Pulau Robben (bahasa Inggris: Robben Island, bahasa Afrikaans: Robbeneiland) adalah sebuah pulau di Teluk Table, 6,9 km sebelah barat pesisir Bloubergstrand, Cape Town, Afrika Selatan. Nama pulau ini berasal dari bahasa Belanda yang berarti "pulau anjing laut". Pulau Robben bentuknya agak oval, dari utara ke selatan panjangnya 3,3 km dan lebarnya 1,9 km. Luas wilayahnya 5,07 km².[1] Pulau ini datar dan berada hanya beberapa meter di atas permukaan laut, sebagai akibat dari peristiwa erosi zaman kuno. Pulau ini terbentuk dari batuan metamorfPrakambrium dari gugus Malmesbury. Pemenang Hadiah Nobel mantan Presiden Afrika SelatanNelson Mandela dipenjarakan di Pulau Robben selama 18 tahun dari keseluruhan 27 tahun hukuman penjara yang dijalaninya hingga berakhirnya pemerintahan apartheid di Afrika Selatan. Kgalema Motlanthe[2] yang juga pernah menjadi Presiden Afrika Selatan dipenjara selama 10 tahun di Pulau Robben Island. Demikian pula halnya dengan Jacob Zuma yang kini menjabat presiden Afrika Selatan.
Sejarah
Sejak akhir abad ke-17, Pulau Robben telah dipakai sebagai tempat pengasingan terutama untuk tahanan politik.
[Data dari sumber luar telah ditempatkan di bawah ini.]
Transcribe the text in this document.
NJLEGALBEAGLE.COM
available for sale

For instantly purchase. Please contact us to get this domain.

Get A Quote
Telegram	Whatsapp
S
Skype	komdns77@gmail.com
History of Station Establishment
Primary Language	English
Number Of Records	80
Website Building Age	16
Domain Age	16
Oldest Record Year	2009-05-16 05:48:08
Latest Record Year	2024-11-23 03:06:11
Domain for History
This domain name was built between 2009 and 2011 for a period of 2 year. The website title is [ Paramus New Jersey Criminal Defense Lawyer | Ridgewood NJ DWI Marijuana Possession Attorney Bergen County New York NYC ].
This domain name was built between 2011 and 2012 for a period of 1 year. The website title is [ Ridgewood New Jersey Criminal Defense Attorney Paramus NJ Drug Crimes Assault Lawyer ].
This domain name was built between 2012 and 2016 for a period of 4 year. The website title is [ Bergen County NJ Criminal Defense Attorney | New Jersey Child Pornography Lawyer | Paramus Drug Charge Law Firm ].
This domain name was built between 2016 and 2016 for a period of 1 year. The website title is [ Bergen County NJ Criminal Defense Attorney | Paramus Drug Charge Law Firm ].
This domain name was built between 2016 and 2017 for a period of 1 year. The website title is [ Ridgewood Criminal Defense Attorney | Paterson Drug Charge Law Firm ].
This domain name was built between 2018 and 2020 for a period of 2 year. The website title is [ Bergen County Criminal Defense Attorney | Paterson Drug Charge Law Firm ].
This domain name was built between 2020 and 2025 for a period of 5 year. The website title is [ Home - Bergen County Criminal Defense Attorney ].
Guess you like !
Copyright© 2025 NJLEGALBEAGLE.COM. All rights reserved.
Pulau Robben awalnya dipakai oleh pendatang Belanda sebagai penjara. Narapidana pertama kemungkinan bernama Harry die strandloper (Autshumao) pada pertengahan abad ke-17. Penduduk permanen pulau ini di antaranya pemimpin politik dari berbagai koloni Belanda, termasuk Indonesia, dan pemimpin pemberontakan di atas kapal budak Meermin. Setelah kegagalan pemberontakan di Grahamstown tahun 1819 dan Perang Xhosa ke-5, Pemerintah Kolonial Britania menjatuhkan hukuman seumur hidup di Pulau Robben kepada pemimpin Afrika Makanda Nxele.[3] Ia ditemukan tewas tenggelam di pantai Teluk Table setelah melarikan diri dari penjara.[4][5]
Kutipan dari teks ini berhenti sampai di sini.